We deal with this by knot-tying: we populate the environment with a binding of "foo" to the final Id for foo; when we encounter the occurrence of foo in the unfolding, we just look it up in the envt.
But an Unfolding has a uf_is_value field, which is built by exprIsValue uf_tmpl.
exprIsValue e looks at the unfoldings of variables in e to see if they are evaluated; so it consults the uf_is_value field of variables in e.
Now we can see the problem: to set the uf_is_value field of foo's unfolding, we look at its unfolding (in this case just foo itself!). Loop.
Why doesn't this happen in the Simplifier? Because in a recursive binding
letrec { r = ...r... }
we simplify r's RHS with "r" bound to an Id that doesn't have an unfolding yet.
Only "after" the letrec do we add r's unfolding. No knot-tying here.

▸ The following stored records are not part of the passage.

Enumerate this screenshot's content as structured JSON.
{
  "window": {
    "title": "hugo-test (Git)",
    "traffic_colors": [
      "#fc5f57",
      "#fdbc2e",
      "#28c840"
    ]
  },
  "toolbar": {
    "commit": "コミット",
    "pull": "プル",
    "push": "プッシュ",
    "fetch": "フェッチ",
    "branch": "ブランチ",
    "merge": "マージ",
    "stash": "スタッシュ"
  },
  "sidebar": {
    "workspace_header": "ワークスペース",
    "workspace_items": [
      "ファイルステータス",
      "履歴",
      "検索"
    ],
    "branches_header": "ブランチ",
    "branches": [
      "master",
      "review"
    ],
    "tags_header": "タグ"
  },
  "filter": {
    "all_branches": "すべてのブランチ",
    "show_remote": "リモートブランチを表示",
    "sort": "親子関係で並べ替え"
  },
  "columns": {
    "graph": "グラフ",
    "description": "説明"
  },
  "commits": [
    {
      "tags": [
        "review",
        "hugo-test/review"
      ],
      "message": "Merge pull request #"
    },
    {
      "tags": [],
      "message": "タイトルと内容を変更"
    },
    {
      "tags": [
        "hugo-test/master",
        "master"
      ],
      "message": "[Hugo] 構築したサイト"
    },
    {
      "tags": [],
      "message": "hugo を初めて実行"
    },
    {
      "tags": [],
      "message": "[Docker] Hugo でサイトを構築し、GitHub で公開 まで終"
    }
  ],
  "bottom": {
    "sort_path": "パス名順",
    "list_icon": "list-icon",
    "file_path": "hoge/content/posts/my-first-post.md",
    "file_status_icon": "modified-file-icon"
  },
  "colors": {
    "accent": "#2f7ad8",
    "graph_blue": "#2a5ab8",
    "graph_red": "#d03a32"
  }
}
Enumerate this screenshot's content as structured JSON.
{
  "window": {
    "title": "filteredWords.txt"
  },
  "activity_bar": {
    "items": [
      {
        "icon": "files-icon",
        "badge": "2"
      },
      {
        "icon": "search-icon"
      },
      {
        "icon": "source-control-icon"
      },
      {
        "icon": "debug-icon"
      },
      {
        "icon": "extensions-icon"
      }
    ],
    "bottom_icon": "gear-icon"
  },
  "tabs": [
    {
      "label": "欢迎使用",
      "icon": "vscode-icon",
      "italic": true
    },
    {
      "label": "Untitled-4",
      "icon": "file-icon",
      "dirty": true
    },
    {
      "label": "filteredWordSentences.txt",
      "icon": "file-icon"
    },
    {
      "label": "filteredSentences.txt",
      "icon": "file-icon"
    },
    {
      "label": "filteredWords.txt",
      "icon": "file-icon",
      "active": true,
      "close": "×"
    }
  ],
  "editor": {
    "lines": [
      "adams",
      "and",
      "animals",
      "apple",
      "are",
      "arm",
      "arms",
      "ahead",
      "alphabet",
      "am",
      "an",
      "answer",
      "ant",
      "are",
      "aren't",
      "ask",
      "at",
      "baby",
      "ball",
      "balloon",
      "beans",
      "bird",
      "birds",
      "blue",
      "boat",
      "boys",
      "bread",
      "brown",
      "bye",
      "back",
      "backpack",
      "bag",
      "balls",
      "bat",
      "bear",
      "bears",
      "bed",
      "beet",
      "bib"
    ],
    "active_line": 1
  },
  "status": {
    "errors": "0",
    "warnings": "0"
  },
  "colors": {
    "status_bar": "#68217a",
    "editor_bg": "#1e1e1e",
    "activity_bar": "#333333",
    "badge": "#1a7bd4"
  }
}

The lack of a truly circular structure doesn't matter. We don't want to inline r in its
own RHS anyway. If any more occurrences of r (not it its own RHS) pop up, we'll end up
replacing them with r-with-unfolding as we repeatedly traverse the code.
But imported things are immutable. So if the recursive uses lack an unfolding, they'll lack
it forever. It's appealing to build a truly circular structure.
Cure
What to do? One simple possiblity would be to serialise the various auxilary fields of CoreUnfolding so that we don't need to recreate them when rehydrating. Specifically:
uf_is_conlike
uf_is_value
uf_is_work_free
uf_expandable
That would make interface files a tiny bit bigger, but not much: they are all booleans, so it's only four bits. (I don't know how to actually make it that compact.. needs someone who understands Binary.) And this would save calls to exprIsValue, exprIsExpandable etc for every imported Id.
We could choose to do this only for loop breakers. But thats a bit more complicated and it seems good all round.
Loooking at it, there is a similar opportuinty with IfGuidance. Currently we serialise UnfWhen guidance, but not others, and we could serialise all. (Orthogonal suggestion.)
Returning to the knot, I could imagine other solutions... e.g. knot-tying with less-info-rich Ids, as we do in the simplifier. But that is quite significantly more complicated and doesn't build a truly circular structure.
My vote goes to serialising the flags. With a very careful Note. (I have taken the trouble to write all this out here, partly as a basis for such a Note.)
I'm happy to work on this tomorrow (implementing the refactoring you described to store more and compute less in interfaces) if no one else steps up by then.
So this and #22112 (closed) are indeed similar in flavour. @simonpj do you have any teachable techniques for finding the root cause of this kind of knot-tying-gone-wrong situations so quickly? Or do you just have enough of GHC swapped in to make it possible?
If you're interested Gergo, I looked at the loop using ghc-debug-brick and could see the issue was knot-tying on one of the predicate fields but Simon beat me to the full analysis.